The reason I would consider most likely is "liability shift".

When a card transaction is flagged as fraudulent, the issuer will check whether the merchant who accepted the payment met agreed standards of:

  • Security: is the payment system properly isolated, access to card details strictly controlled, etc
  • Authentication: did the customer provide evidence that they were the card holder

If these standards are not met, then the merchant is charged for the flagged transaction; something they obviously want to avoid.

If you walked into the office, they could:

  • Demonstrate security by using a dedicated hardware device, and never see your card number
  • Authenticate you using chip-and-PIN, or checking a signature (in places where that's still accepted)

If you were buying something online, the equivalent would be:

  • Isolating the page where you enter your card details from the rest of the system, and never logging the details entered
  • Authenticating you by asking you to complete a 3-D Secure challenge (Verified by Visa / MasterCard SecureCode, or the newer Visa Secure / MasterCard IdentityCheck)
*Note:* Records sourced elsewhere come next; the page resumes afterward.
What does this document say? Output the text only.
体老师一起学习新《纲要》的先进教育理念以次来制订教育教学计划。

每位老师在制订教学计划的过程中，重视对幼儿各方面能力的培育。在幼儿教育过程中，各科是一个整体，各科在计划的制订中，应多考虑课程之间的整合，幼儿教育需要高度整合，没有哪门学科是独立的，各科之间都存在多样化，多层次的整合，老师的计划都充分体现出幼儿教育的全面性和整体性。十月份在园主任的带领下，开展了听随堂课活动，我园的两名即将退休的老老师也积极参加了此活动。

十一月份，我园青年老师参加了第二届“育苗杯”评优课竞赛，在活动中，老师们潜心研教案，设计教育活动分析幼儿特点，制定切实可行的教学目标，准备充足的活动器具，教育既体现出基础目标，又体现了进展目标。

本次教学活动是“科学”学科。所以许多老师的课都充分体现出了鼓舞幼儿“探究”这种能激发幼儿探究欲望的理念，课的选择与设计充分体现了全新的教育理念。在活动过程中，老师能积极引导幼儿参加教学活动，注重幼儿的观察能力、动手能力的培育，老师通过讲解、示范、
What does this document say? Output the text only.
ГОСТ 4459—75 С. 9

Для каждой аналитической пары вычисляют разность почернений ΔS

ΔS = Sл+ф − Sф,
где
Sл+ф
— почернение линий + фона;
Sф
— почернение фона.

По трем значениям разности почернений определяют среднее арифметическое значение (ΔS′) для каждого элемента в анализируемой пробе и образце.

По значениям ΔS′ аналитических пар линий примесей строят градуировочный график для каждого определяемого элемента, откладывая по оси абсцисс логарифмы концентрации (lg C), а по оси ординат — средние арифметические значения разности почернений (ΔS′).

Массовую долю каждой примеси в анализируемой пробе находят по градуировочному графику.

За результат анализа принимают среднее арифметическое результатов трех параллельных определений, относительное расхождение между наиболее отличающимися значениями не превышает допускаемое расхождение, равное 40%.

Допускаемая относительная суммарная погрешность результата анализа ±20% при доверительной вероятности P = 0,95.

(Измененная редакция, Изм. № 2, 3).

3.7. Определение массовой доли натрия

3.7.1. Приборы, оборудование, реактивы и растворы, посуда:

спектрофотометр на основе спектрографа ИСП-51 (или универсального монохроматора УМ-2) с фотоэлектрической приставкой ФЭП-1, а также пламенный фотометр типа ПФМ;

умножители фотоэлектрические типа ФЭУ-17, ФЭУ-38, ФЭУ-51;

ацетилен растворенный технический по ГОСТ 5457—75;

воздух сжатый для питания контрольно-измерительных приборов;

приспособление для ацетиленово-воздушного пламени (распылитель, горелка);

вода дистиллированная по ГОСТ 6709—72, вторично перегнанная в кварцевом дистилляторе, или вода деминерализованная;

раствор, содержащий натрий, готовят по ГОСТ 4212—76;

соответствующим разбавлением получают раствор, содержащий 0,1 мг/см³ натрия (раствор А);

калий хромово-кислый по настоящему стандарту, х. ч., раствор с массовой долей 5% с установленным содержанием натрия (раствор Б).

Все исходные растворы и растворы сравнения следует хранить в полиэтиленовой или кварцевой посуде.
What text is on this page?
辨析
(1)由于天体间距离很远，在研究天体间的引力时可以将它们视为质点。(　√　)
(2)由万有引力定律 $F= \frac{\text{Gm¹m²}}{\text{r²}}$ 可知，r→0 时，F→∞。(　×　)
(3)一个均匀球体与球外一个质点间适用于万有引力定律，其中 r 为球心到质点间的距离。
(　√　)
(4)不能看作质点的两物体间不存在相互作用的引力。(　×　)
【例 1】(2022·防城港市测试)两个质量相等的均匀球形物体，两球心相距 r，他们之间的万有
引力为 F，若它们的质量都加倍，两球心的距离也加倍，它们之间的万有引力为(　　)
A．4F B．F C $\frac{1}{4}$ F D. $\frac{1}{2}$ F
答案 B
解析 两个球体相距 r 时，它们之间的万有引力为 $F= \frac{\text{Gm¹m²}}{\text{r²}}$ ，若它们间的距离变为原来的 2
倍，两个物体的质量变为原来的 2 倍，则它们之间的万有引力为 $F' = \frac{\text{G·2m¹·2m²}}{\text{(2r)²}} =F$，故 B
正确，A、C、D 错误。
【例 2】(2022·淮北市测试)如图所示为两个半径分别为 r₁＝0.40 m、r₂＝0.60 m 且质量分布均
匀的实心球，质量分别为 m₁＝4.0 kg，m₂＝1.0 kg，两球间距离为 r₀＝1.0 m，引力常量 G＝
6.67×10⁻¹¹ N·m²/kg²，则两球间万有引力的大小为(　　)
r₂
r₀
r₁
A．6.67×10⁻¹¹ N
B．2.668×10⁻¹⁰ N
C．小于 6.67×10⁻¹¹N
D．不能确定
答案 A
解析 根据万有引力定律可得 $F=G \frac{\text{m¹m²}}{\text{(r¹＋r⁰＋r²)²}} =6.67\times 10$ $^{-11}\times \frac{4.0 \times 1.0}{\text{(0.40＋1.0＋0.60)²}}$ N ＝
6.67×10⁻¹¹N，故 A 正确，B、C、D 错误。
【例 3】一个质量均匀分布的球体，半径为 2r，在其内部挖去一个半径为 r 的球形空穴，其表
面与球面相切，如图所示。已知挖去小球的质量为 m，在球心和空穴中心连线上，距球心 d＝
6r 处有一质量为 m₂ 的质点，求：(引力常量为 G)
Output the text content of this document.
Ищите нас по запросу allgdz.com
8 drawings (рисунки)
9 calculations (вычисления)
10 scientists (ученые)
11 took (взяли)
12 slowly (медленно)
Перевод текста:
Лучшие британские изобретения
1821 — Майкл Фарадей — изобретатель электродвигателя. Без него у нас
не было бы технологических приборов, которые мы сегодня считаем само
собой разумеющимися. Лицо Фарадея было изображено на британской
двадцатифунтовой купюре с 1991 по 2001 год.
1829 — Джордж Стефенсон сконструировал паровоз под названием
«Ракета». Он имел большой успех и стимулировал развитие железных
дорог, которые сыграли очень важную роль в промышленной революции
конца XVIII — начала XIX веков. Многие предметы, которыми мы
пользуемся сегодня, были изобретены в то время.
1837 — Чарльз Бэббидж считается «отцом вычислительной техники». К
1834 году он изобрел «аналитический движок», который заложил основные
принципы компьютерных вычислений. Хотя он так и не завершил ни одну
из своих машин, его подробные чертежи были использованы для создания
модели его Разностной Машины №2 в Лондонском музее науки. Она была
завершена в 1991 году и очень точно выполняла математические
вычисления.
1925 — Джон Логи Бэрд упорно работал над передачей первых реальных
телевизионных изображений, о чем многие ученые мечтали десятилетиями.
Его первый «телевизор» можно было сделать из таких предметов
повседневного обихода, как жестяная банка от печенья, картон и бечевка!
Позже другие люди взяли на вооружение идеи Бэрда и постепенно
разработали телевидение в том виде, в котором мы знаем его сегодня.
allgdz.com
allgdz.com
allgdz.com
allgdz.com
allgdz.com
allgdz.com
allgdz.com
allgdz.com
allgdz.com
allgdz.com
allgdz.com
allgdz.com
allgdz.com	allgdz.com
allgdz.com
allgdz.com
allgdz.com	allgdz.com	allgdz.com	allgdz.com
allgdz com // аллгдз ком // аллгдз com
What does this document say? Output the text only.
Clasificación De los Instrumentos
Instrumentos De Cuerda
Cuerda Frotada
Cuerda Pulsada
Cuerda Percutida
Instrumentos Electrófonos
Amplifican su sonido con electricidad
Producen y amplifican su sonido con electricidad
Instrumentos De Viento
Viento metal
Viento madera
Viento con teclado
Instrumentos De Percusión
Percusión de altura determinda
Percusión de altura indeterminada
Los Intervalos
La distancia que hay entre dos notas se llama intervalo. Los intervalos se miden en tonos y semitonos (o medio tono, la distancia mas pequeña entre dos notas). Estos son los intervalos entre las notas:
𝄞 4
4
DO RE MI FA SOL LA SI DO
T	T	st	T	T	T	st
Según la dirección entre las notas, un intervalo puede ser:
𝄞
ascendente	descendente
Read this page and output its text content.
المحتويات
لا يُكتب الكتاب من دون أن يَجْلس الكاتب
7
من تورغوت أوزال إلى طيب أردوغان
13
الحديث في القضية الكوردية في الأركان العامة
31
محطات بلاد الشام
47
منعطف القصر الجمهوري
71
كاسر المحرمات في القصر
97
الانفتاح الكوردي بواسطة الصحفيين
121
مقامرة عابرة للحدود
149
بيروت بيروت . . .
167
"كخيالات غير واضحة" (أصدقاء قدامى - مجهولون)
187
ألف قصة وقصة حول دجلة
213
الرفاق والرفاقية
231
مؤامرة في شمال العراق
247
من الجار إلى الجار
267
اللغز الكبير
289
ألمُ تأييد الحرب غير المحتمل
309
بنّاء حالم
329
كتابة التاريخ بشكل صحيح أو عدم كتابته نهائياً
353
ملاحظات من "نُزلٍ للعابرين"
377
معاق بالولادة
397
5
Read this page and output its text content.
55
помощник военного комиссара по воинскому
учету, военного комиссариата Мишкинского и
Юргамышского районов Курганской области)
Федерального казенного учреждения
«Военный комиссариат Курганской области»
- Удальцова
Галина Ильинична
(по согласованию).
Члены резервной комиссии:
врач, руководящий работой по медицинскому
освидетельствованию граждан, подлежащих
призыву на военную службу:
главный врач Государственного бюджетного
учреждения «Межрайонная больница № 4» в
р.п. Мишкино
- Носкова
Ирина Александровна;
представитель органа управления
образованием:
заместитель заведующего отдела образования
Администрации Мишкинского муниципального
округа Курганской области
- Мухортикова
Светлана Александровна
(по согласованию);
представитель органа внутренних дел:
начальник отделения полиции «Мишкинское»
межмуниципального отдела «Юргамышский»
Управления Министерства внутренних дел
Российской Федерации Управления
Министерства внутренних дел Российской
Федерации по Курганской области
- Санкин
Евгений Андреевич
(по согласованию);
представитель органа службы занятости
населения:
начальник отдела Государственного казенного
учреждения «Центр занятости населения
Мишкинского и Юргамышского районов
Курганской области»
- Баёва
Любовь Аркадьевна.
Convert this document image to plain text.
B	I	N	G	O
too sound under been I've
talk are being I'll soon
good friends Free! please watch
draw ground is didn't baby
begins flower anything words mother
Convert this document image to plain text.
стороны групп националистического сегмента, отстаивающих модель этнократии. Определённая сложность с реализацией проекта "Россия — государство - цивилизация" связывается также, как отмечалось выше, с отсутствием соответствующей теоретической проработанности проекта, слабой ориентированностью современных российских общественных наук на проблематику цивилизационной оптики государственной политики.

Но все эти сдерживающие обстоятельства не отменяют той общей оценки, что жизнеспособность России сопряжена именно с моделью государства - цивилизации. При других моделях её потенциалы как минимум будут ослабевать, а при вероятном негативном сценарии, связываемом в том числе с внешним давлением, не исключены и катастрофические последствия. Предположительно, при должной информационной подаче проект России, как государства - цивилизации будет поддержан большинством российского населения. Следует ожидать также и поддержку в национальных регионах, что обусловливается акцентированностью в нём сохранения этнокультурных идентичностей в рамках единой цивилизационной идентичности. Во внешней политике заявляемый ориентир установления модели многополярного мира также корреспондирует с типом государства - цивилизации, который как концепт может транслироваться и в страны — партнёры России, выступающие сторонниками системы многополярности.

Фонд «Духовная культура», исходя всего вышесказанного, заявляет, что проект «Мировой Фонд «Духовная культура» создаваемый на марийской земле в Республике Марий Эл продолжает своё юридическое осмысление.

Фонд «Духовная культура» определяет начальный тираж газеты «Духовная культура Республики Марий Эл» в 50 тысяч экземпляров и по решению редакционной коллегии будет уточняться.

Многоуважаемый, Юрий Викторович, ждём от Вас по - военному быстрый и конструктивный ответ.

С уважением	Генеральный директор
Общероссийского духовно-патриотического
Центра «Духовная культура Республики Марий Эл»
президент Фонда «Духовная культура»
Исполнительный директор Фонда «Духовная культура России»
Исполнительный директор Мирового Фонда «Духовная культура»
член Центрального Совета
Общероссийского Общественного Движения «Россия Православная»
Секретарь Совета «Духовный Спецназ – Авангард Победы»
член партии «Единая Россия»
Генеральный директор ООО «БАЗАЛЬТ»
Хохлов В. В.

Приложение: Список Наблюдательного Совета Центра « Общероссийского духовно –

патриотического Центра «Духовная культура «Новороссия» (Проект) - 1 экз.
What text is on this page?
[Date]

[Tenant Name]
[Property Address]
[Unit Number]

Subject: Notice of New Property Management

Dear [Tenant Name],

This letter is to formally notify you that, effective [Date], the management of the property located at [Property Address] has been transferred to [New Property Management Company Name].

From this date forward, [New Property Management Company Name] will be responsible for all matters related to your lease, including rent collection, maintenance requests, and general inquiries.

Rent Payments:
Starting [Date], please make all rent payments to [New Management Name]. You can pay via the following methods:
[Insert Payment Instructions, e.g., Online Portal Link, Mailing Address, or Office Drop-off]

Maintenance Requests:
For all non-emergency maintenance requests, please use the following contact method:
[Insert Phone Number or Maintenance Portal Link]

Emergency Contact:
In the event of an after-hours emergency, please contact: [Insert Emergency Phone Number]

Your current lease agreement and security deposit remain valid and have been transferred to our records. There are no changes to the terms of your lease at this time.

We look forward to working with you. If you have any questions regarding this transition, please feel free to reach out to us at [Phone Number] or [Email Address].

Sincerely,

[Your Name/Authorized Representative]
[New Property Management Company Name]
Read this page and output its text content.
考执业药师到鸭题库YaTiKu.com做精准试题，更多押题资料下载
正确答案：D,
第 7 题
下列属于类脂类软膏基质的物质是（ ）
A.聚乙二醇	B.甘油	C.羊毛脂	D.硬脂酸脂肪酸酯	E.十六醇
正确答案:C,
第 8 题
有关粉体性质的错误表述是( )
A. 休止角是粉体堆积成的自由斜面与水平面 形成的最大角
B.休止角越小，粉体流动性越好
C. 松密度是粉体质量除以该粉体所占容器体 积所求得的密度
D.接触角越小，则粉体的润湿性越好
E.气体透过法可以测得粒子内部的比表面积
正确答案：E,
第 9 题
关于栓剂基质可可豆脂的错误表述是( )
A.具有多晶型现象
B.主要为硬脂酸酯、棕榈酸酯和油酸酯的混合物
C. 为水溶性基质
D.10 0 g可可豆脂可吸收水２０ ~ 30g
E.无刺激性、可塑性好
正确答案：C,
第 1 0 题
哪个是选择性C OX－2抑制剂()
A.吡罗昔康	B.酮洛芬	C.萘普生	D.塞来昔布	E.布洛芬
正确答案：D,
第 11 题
If you give details over the phone, some security can be demonstrated, but there is a risk of the operator memorising your details, and there is currently no good system for authentication. So such "MOTO" payments generally shift liability to the merchant.

3

Assuming his terminal is even set up for manual entry, I'm going to guess it's one of two things, it's a lot more work that he doesn't want to do, or he's worried you'll claim fraud later and then he's out item and price.

2
  • They pay higher merchant fees for card-not-present transactions. This is often the case for shops that sell high-price-tag items; they don't care about per-transaction fees, but haggle hard to get the best percentage fee. Those best rates come with strings attached.
  • There may be a high level of scams run on these items. They fear (reasonably or otherwise) that this "voice on the telephone" who they've never met is keeping a distance for a reason.
  • They are liable for fraudulent transactions done with "chip cards" that aren't processed via chip. This "liability shift" is new, and was done to motivate merchants to roll out chip machines. This is just plain self-preservation on the merchant's part; in a high priced merchandise business, one fraudulent transaction can ruin your whole month.
  • They are not equipped to securely handle your data via computer. Their systems would need to meet a "gold standard" of computer security called "PCI-DSS" which applies to every computer on every network capable of reaching that network.* This is a huge burden for a family sized business; it's simply impractical for them to comply.

Also, do not assume the ability to do perfect compliance with good policies. Having worked a high-value-item retail store, I can tell you that very often, the best you can do is honest and good salesmen who care about the customer and respect your business. If they loved technical stuff, they wouldn't be working here. They just can't/won't comply with the subtle details that are needed, and given the complexity you can hardly blame them. It is simpler to disallow the activity altogether, and set a good example by the owners not doing it either.


* The exception is things like the "swiper" machine or a "PayPal Here" swiperfob that use "Point to point encryption" aka a secure VPN tunnel, straight from the swiper to the bank's servers.